The vision of Pan-Africanism was conceived much earlier, before the post-WWII decolonization period, by Marcus Garvey, a West-Indian political leader who endorsed the creation of a black pride movement around the ‘20s:

Show me the race or the nation without a flag, and I will show you a race of people without any pride. Aye! In song and mimicry they have said, ‘Every race has a flag but the coon.’ How true! Aye!” he wrote.

His black pride movement later became an African Nationalist movement during the decolonization period, and took on a great deal of socialist and communist ideology, as was trendy during the time. To a large degree, that hasn’t really changed.

For many despots on the continent, Pan-African ideology became the method used to consolidate power and crush opposition.

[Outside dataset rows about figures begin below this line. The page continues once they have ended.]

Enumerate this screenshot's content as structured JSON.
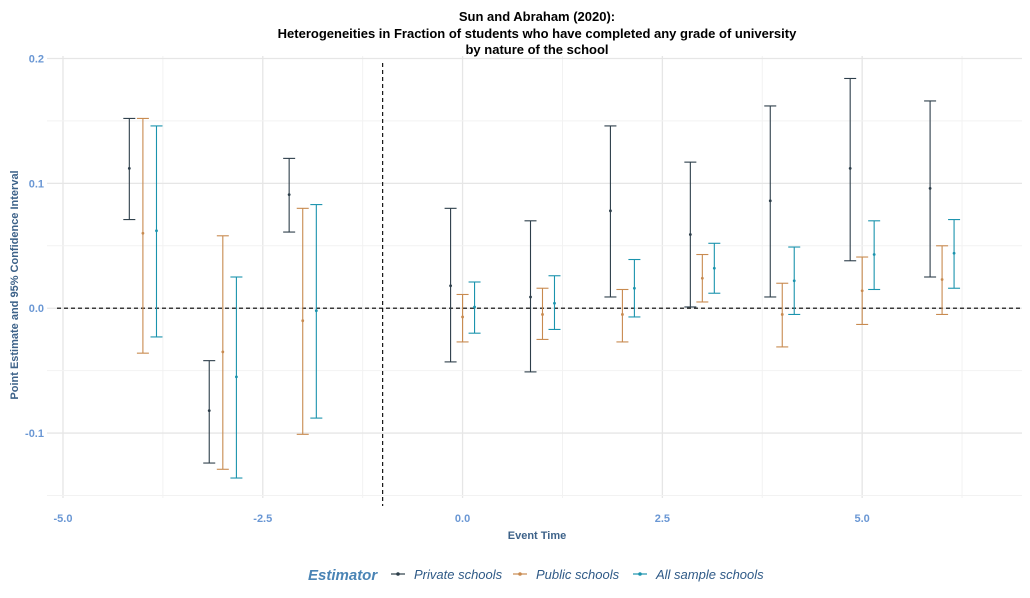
{
  "colors": {
    "tick_text": "#6a97d4",
    "axis_title": "#3d6289",
    "legend_title": "#4a84b5",
    "legend_text": "#2f5a87",
    "grid_major": "#e6e6e6",
    "grid_minor": "#f2f2f2"
  },
  "chart_data": {
    "type": "errorbar",
    "title": "Sun and Abraham (2020):",
    "subtitle_lines": [
      "Heterogeneities in Fraction of students who have completed any grade of university",
      "by nature of the school"
    ],
    "xlabel": "Event Time",
    "ylabel": "Point Estimate and 95% Confidence Interval",
    "xlim": [
      -5.2,
      7.0
    ],
    "ylim": [
      -0.152,
      0.202
    ],
    "x_ticks": [
      -5.0,
      -2.5,
      0.0,
      2.5,
      5.0
    ],
    "x_tick_labels": [
      "-5.0",
      "-2.5",
      "0.0",
      "2.5",
      "5.0"
    ],
    "y_ticks": [
      -0.1,
      0.0,
      0.1,
      0.2
    ],
    "y_tick_labels": [
      "-0.1",
      "0.0",
      "0.1",
      "0.2"
    ],
    "reference_lines": {
      "vertical_x": -1,
      "horizontal_y": 0
    },
    "grid": true,
    "legend_position": "bottom",
    "legend_title": "Estimator",
    "series": [
      {
        "name": "Private schools",
        "color": "#2d3e4a",
        "points": [
          {
            "x": -4.17,
            "est": 0.112,
            "lo": 0.071,
            "hi": 0.152
          },
          {
            "x": -3.17,
            "est": -0.082,
            "lo": -0.124,
            "hi": -0.042
          },
          {
            "x": -2.17,
            "est": 0.091,
            "lo": 0.061,
            "hi": 0.12
          },
          {
            "x": -0.15,
            "est": 0.018,
            "lo": -0.043,
            "hi": 0.08
          },
          {
            "x": 0.85,
            "est": 0.009,
            "lo": -0.051,
            "hi": 0.07
          },
          {
            "x": 1.85,
            "est": 0.078,
            "lo": 0.009,
            "hi": 0.146
          },
          {
            "x": 2.85,
            "est": 0.059,
            "lo": 0.001,
            "hi": 0.117
          },
          {
            "x": 3.85,
            "est": 0.086,
            "lo": 0.009,
            "hi": 0.162
          },
          {
            "x": 4.85,
            "est": 0.112,
            "lo": 0.038,
            "hi": 0.184
          },
          {
            "x": 5.85,
            "est": 0.096,
            "lo": 0.025,
            "hi": 0.166
          }
        ]
      },
      {
        "name": "Public schools",
        "color": "#c88a4f",
        "points": [
          {
            "x": -4.0,
            "est": 0.06,
            "lo": -0.036,
            "hi": 0.152
          },
          {
            "x": -3.0,
            "est": -0.035,
            "lo": -0.129,
            "hi": 0.058
          },
          {
            "x": -2.0,
            "est": -0.01,
            "lo": -0.101,
            "hi": 0.08
          },
          {
            "x": 0.0,
            "est": -0.007,
            "lo": -0.027,
            "hi": 0.011
          },
          {
            "x": 1.0,
            "est": -0.005,
            "lo": -0.025,
            "hi": 0.016
          },
          {
            "x": 2.0,
            "est": -0.005,
            "lo": -0.027,
            "hi": 0.015
          },
          {
            "x": 3.0,
            "est": 0.024,
            "lo": 0.005,
            "hi": 0.043
          },
          {
            "x": 4.0,
            "est": -0.005,
            "lo": -0.031,
            "hi": 0.02
          },
          {
            "x": 5.0,
            "est": 0.014,
            "lo": -0.013,
            "hi": 0.041
          },
          {
            "x": 6.0,
            "est": 0.023,
            "lo": -0.005,
            "hi": 0.05
          }
        ]
      },
      {
        "name": "All sample schools",
        "color": "#1a93ad",
        "points": [
          {
            "x": -3.83,
            "est": 0.062,
            "lo": -0.023,
            "hi": 0.146
          },
          {
            "x": -2.83,
            "est": -0.055,
            "lo": -0.136,
            "hi": 0.025
          },
          {
            "x": -1.83,
            "est": -0.002,
            "lo": -0.088,
            "hi": 0.083
          },
          {
            "x": 0.15,
            "est": 0.001,
            "lo": -0.02,
            "hi": 0.021
          },
          {
            "x": 1.15,
            "est": 0.004,
            "lo": -0.017,
            "hi": 0.026
          },
          {
            "x": 2.15,
            "est": 0.016,
            "lo": -0.007,
            "hi": 0.039
          },
          {
            "x": 3.15,
            "est": 0.032,
            "lo": 0.012,
            "hi": 0.052
          },
          {
            "x": 4.15,
            "est": 0.022,
            "lo": -0.005,
            "hi": 0.049
          },
          {
            "x": 5.15,
            "est": 0.043,
            "lo": 0.015,
            "hi": 0.07
          },
          {
            "x": 6.15,
            "est": 0.044,
            "lo": 0.016,
            "hi": 0.071
          }
        ]
      }
    ]
  }
}
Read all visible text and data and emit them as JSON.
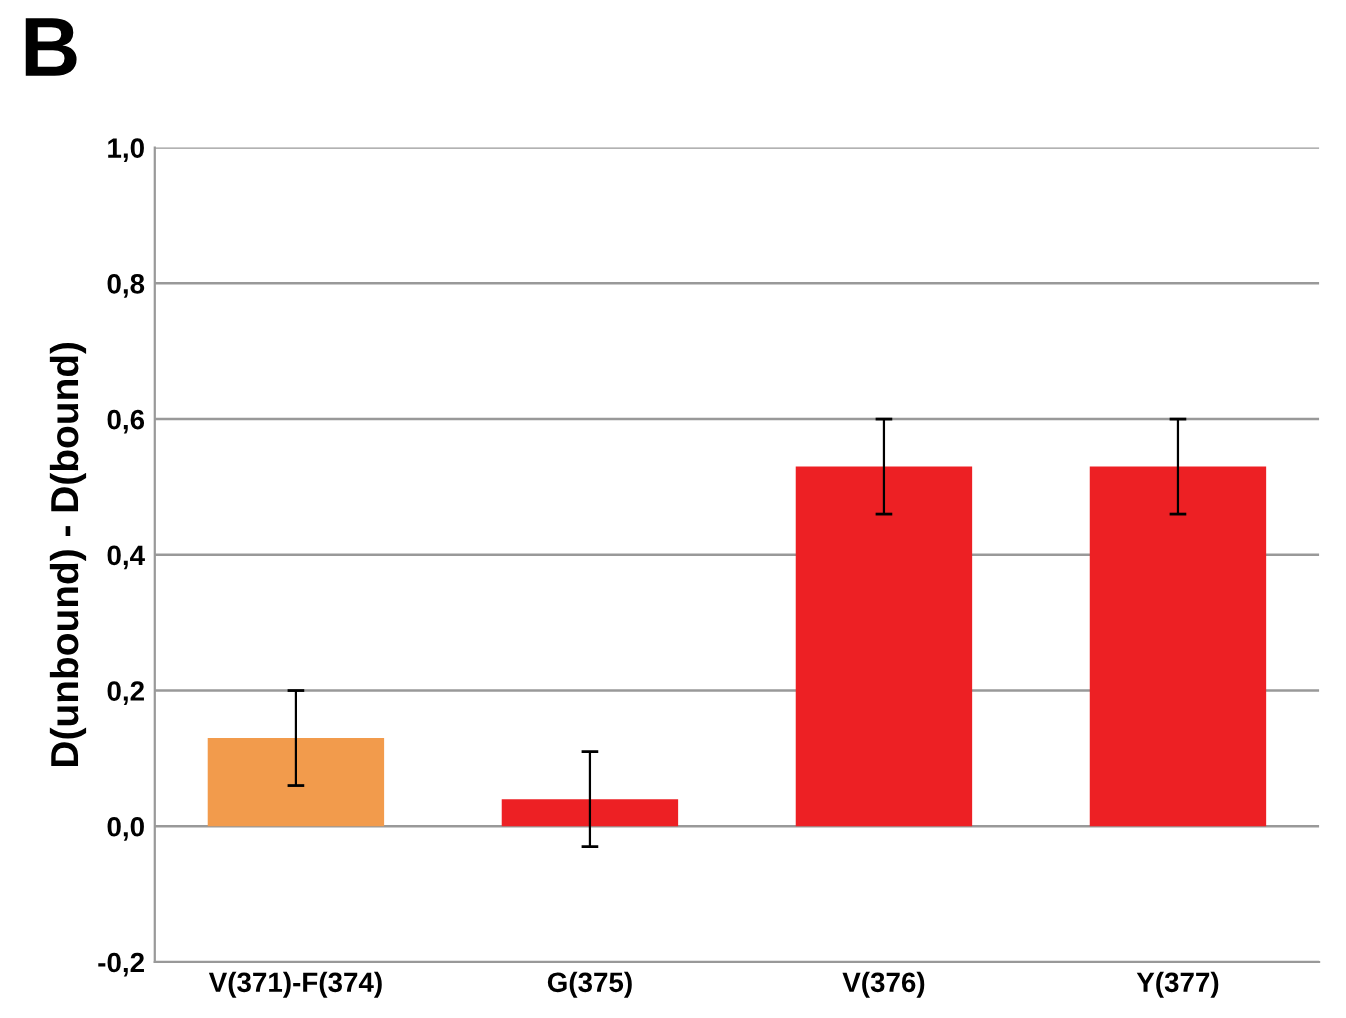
{
  "chart_data": {
    "type": "bar",
    "categories": [
      "V(371)-F(374)",
      "G(375)",
      "V(376)",
      "Y(377)"
    ],
    "values": [
      0.13,
      0.04,
      0.53,
      0.53
    ],
    "colors": [
      "#f29b4c",
      "#ed2024",
      "#ed2024",
      "#ed2024"
    ],
    "errors": [
      [
        0.06,
        0.2
      ],
      [
        -0.03,
        0.11
      ],
      [
        0.46,
        0.6
      ],
      [
        0.46,
        0.6
      ]
    ],
    "ylabel": "D(unbound) - D(bound)",
    "ylim": [
      -0.2,
      1.0
    ],
    "yticks": [
      {
        "value": -0.2,
        "label": "-0,2"
      },
      {
        "value": 0.0,
        "label": "0,0"
      },
      {
        "value": 0.2,
        "label": "0,2"
      },
      {
        "value": 0.4,
        "label": "0,4"
      },
      {
        "value": 0.6,
        "label": "0,6"
      },
      {
        "value": 0.8,
        "label": "0,8"
      },
      {
        "value": 1.0,
        "label": "1,0"
      }
    ],
    "grid": "y",
    "annotations": [
      "B"
    ]
  }
}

When Libyan aggression – blowing up civilians in a nightclub in West Berlin, occupying Chad for uranium and otherwise being the willing goons of the Soviets – prompted the West to isolate Gadhafi, he turned to sub-Saharan Africa for allies.

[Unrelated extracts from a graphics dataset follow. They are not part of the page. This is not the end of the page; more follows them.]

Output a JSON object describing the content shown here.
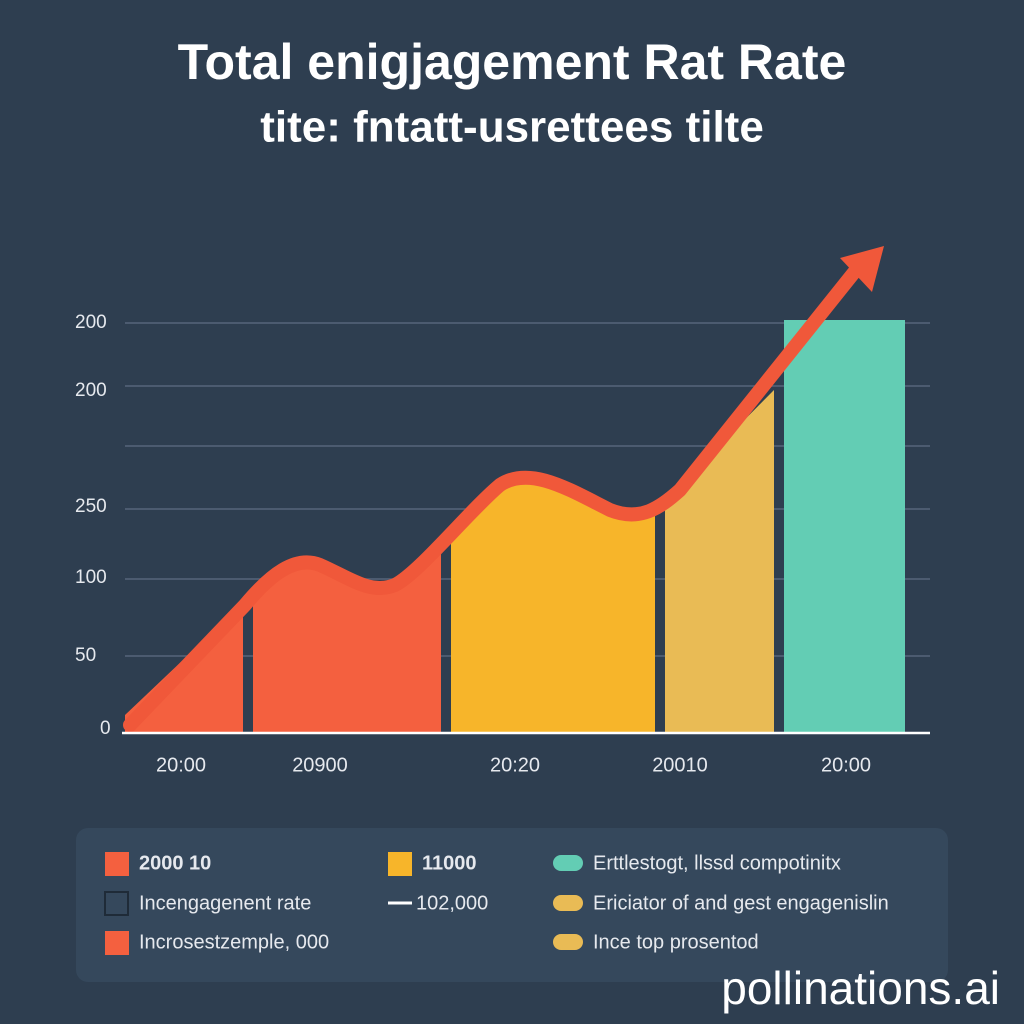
{
  "title": "Total enigjagement Rat Rate",
  "subtitle": "tite: fntatt-usrettees tilte",
  "y_labels": [
    "200",
    "200",
    "250",
    "100",
    "50",
    "0"
  ],
  "x_labels": [
    "20:00",
    "20900",
    "20:20",
    "20010",
    "20:00"
  ],
  "legend": [
    {
      "label": "2000 10",
      "color": "#f4603f",
      "marker": "square"
    },
    {
      "label": "11000",
      "color": "#f7b52a",
      "marker": "square"
    },
    {
      "label": "Erttlestogt, llssd compotinitx",
      "color": "#63cdb4",
      "marker": "pill"
    },
    {
      "label": "Incengagenent rate",
      "color": "none",
      "marker": "outline"
    },
    {
      "label": "102,000",
      "color": "#ffffff",
      "marker": "line"
    },
    {
      "label": "Ericiator of and gest engagenislin",
      "color": "#e9bb55",
      "marker": "pill"
    },
    {
      "label": "Incrosestzemple, 000",
      "color": "#f4603f",
      "marker": "square"
    },
    {
      "label": "Ince top prosentod",
      "color": "#e9bb55",
      "marker": "pill"
    }
  ],
  "watermark": "pollinations.ai"
}
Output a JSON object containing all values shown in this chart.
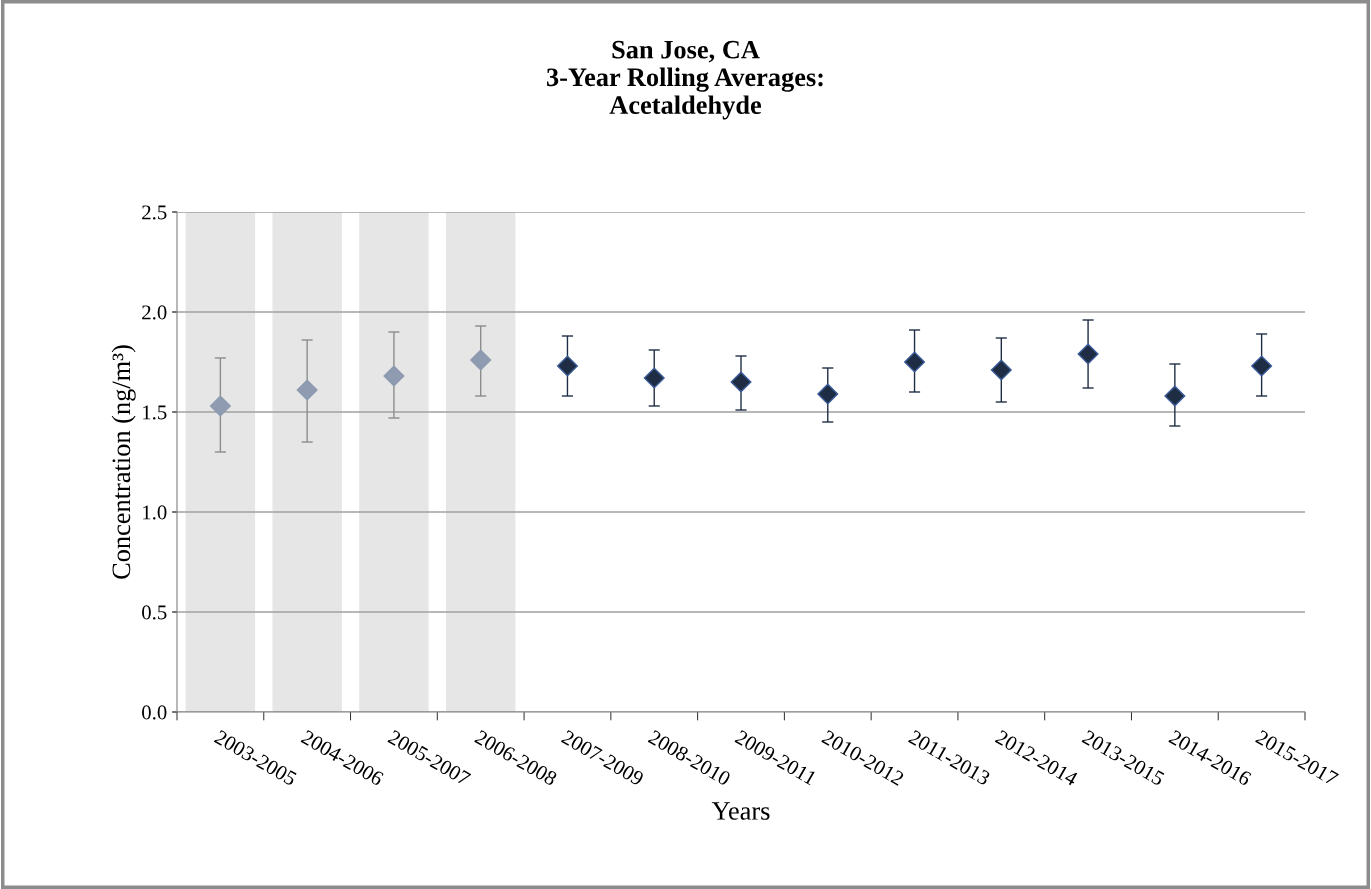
{
  "chart_data": {
    "type": "scatter",
    "title": "San Jose, CA\n3-Year Rolling Averages:\nAcetaldehyde",
    "xlabel": "Years",
    "ylabel": "Concentration (ng/m³)",
    "categories": [
      "2003-2005",
      "2004-2006",
      "2005-2007",
      "2006-2008",
      "2007-2009",
      "2008-2010",
      "2009-2011",
      "2010-2012",
      "2011-2013",
      "2012-2014",
      "2013-2015",
      "2014-2016",
      "2015-2017"
    ],
    "series": [
      {
        "color": "#8e9bb0",
        "values": [
          1.53,
          1.61,
          1.68,
          1.76,
          null,
          null,
          null,
          null,
          null,
          null,
          null,
          null,
          null
        ],
        "errors": [
          [
            1.3,
            1.77
          ],
          [
            1.35,
            1.86
          ],
          [
            1.47,
            1.9
          ],
          [
            1.58,
            1.93
          ],
          null,
          null,
          null,
          null,
          null,
          null,
          null,
          null,
          null
        ]
      },
      {
        "color": "#1f2d44",
        "values": [
          null,
          null,
          null,
          null,
          1.73,
          1.67,
          1.65,
          1.59,
          1.75,
          1.71,
          1.79,
          1.58,
          1.73
        ],
        "errors": [
          null,
          null,
          null,
          null,
          [
            1.58,
            1.88
          ],
          [
            1.53,
            1.81
          ],
          [
            1.51,
            1.78
          ],
          [
            1.45,
            1.72
          ],
          [
            1.6,
            1.91
          ],
          [
            1.55,
            1.87
          ],
          [
            1.62,
            1.96
          ],
          [
            1.43,
            1.74
          ],
          [
            1.58,
            1.89
          ]
        ]
      }
    ],
    "bands": [
      {
        "axis": "x",
        "from": "2003-2005",
        "to": "2003-2005",
        "color": "#e6e6e6"
      },
      {
        "axis": "x",
        "from": "2004-2006",
        "to": "2004-2006",
        "color": "#e6e6e6"
      },
      {
        "axis": "x",
        "from": "2005-2007",
        "to": "2005-2007",
        "color": "#e6e6e6"
      },
      {
        "axis": "x",
        "from": "2006-2008",
        "to": "2006-2008",
        "color": "#e6e6e6"
      }
    ],
    "ylim": [
      0,
      2.5
    ],
    "yticks": [
      {
        "value": 0,
        "label": "0.0"
      },
      {
        "value": 0.5,
        "label": "0.5"
      },
      {
        "value": 1,
        "label": "1.0"
      },
      {
        "value": 1.5,
        "label": "1.5"
      },
      {
        "value": 2,
        "label": "2.0"
      },
      {
        "value": 2.5,
        "label": "2.5"
      }
    ],
    "grid": "y",
    "marker": "diamond",
    "legend": false
  }
}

He largely abandoned the rhetoric of Arab Socialism, dressed less like a military junta and more in princely robes of gold and purple in an attempt  to appear more sub-Saharan (some people, particularly at UVM, would call this “cultural appropriation”).

He even started talking about industry privatisation. Nkrumah had a similar experience, and married an Egyptian woman to show solidarity with his Arab neighbors to the north.

When the African Union was finally formed in 1999, Gadhafi, ruling an oil-rich Libya, became the sweetheart of the continent.

Nobody seemed to have anything to say about his own colonial adventuring, and even less to say about his efforts to install friendly governments in oppositional regions. The African Union refused to prosecute him at the International Criminal Court’s request.

He was untouchable (until, of course, 2011), and had the support of famous South African poet Zolani Mkiva (who was proclaimed the “King of African Poetry” at a 1995 poetry festival in Zimbabwe), who called Gadhafi a “king of kings.”

He also praised Fidel Castro, Hugo Chavez and Yasser Arafat as righteous men. The odor of collectivist barbarism isn’t far gone.

As a practical matter, Pan-Africanism makes no sense.

In theory, it would erase a continent that is rich in diversity. In practice, it would do the same, and leave the consolidating to men like Gadhafi, who wasn’t so much interested in the merits of the idea as stifling his opposition.

Absent that, it’s difficult to see, in the first place, how Pan-Africanism relates to the American experience of blacks. It was a far flung idea by African despots, and hardly represents the struggles and outright brutality suffered by African-Americans.

Garvey may have intended the flag to represent black pride, but for half a century, it represented political tyranny.

Black History Month is for Lonnie Johnson and others who accomplished great things here amidst great hardship. Not for political opportunists.